Se acaba, dicen, y no sólo los glaciares. Anteayer se volcó un bus de colegialas en gira de estudios. Nueve murieron. Pudientes, conservadoras, posiblemente virtuosas. Niñitas de Dios. No vendrán los curas a decir que lo merecían: la legión tiene asegurada su parcela. Y tampoco vendrán los otros: un hijo muerto es un hijo muerto, sea de quien fuere. Una hijita. Dieciséis años a lo sumo. Cuídese, no haga leseras, páselo bien. Se despide unos días, se despide por la vida. Cierto es que cada vez debiera ser como la última, para todos; pero nueve niñitas en gira de estudios es como para irse a patadas contra el cielo. Qué cielo, por Dios. Pero para las demás, para las que se salvaron, será tamaño aprendizaje: a partir de ahora comenzarán una nueva vida, conscientes de que estamos de paso, de que todo es prestado, de que el mañana en estricto rigor no existe, dirán. Debieran agradecerlo, dirán. Pero es tan difícil cuando hay muertos.
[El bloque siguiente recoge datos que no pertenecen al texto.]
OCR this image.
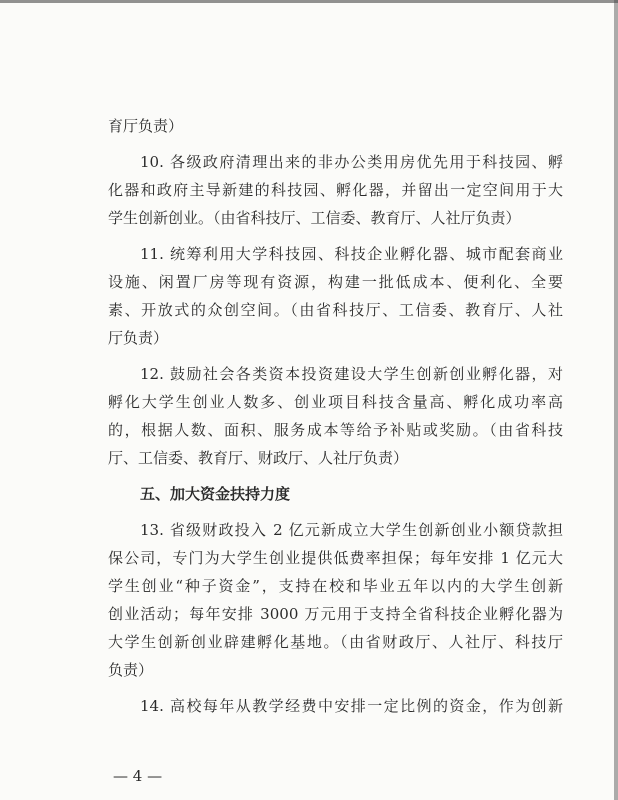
育厅负责）
10. 各级政府清理出来的非办公类用房优先用于科技园、孵
化器和政府主导新建的科技园、孵化器，并留出一定空间用于大
学生创新创业。（由省科技厅、工信委、教育厅、人社厅负责）
11. 统筹利用大学科技园、科技企业孵化器、城市配套商业
设施、闲置厂房等现有资源，构建一批低成本、便利化、全要
素、开放式的众创空间。（由省科技厅、工信委、教育厅、人社
厅负责）
12. 鼓励社会各类资本投资建设大学生创新创业孵化器，对
孵化大学生创业人数多、创业项目科技含量高、孵化成功率高
的，根据人数、面积、服务成本等给予补贴或奖励。（由省科技
厅、工信委、教育厅、财政厅、人社厅负责）
五、加大资金扶持力度
13. 省级财政投入 2 亿元新成立大学生创新创业小额贷款担
保公司，专门为大学生创业提供低费率担保；每年安排 1 亿元大
学生创业“种子资金”，支持在校和毕业五年以内的大学生创新
创业活动；每年安排 3000 万元用于支持全省科技企业孵化器为
大学生创新创业辟建孵化基地。（由省财政厅、人社厅、科技厅
负责）
14. 高校每年从教学经费中安排一定比例的资金，作为创新
— 4 —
El mañana, en estricto rigor, no existe. Pero sólo para nosotros: imposible saber quiénes, de los que amamos, nos sobrevivirán. He ahí la dificultad. Podemos no temer a la desaparición, podemos incluso ansiarla, con voluptuosidad casi, pero resulta imposible concebir para ellos una razón para seguir, un argumento para decir “vale la pena”, sin antes haberla concebido para nosotros mismos. Y sin mantenerla. La mitad más uno del tiempo, al menos. Con qué cara, si no. Y es imposible amar, diga lo que diga la monja depresiva que todos llevamos dentro, sin amarnos primero: con pelos e intestinos. Difícil. Y sin embargo, que esa conciencia de que los demás persistan se reduzca para algunos —para tantos, para los más cercanos— a dejar estipulada la repartija de metal y cosas. Las cosas, maldición: tenía mamá y hoy tengo muebles. Repartija de la sed de multiplicación, además: la condenación de cumplir los sueños de los muertos, tomada libremente. No por nada el oro simboliza el excremento. Hay que dejar sanitizadas las tripas: no vaya a ser, no vaya a ser que un día de estos, saliendo de la casa, al doblar una esquina, y quedan los hijos con el cacho. No hay más sentido que seguir cagando, dicen.
Y sin embargo, en vísperas de septiembre, bajo una plasta de smog, florecen magnolios blancos.
1 comentario:
Otro rumor, también acerca del fin de los tiempos, es el que anuncia que "la belleza salvará al mundo". A veces esto es muy claro, veces casi se atora en la garganta, como en esa última frase tuya, y de todas formas aún no sé si es suficiente para decir "vale la pena". Y tal vez no quisiera que valga la pena, que triunfe mi -¿nuestra?- justica, qué miedo! Intuyo que esto no es necesario.